I posted this to the National Journal Healthcare blog this morning:
I waited to write this blog because I was hopeful that someone would comment on the July 2, 2009 New England Journal of Medicine article, “The Effect of Medicare Part D on Drug and Medical Spending.” What Zhang, Donohue, Lave, O’Donnell, and Newhouse reported was that “Groups that had no or minimal drug coverage before the implementation of Part D had reductions in other medical spending that approximately offset the increased spending on drugs, but medical spending increased in the group that had more generous previous coverage.”
These findings bring to the forefront the reality of our health care system - just because you do the right thing for a person’s best health does not mean that it will reduce cost or have the same effect for everyone. We can all agree that it is better to take medicine than to have “other medical spending” because it means that you are able to manage your disease. This was the outcome for those who had the least coverage before Medicare Part D. For those who had more coverage the findings are harder to interpret.

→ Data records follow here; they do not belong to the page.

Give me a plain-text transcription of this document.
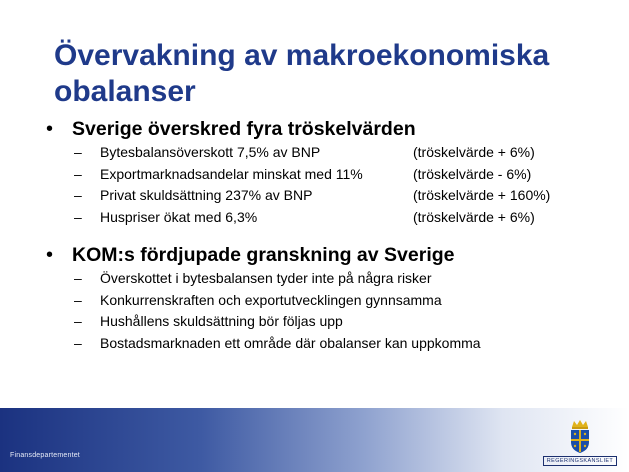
Övervakning av makroekonomiska
obalanser
• Sverige överskred fyra tröskelvärden
–	Bytesbalansöverskott 7,5% av BNP	(tröskelvärde + 6%)
–	Exportmarknadsandelar minskat med 11%	(tröskelvärde - 6%)
–	Privat skuldsättning 237% av BNP	(tröskelvärde + 160%)
–	Huspriser ökat med 6,3%	(tröskelvärde + 6%)
• KOM:s fördjupade granskning av Sverige
–	Överskottet i bytesbalansen tyder inte på några risker
–	Konkurrenskraften och exportutvecklingen gynnsamma
–	Hushållens skuldsättning bör följas upp
–	Bostadsmarknaden ett område där obalanser kan uppkomma
Finansdepartementet
REGERINGSKANSLIET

In the same way that Medicare Part D was the right choice for patient health, expanding health insurance coverage to all, including preventive care coverage, is the right thing to do now. But we must be honest. Just because it is the right thing to do does not mean it will save money.
The key point is that health care is complex and deserves more than sound bites especially because it is about life, death, and the difficultly in measuring the quality of life.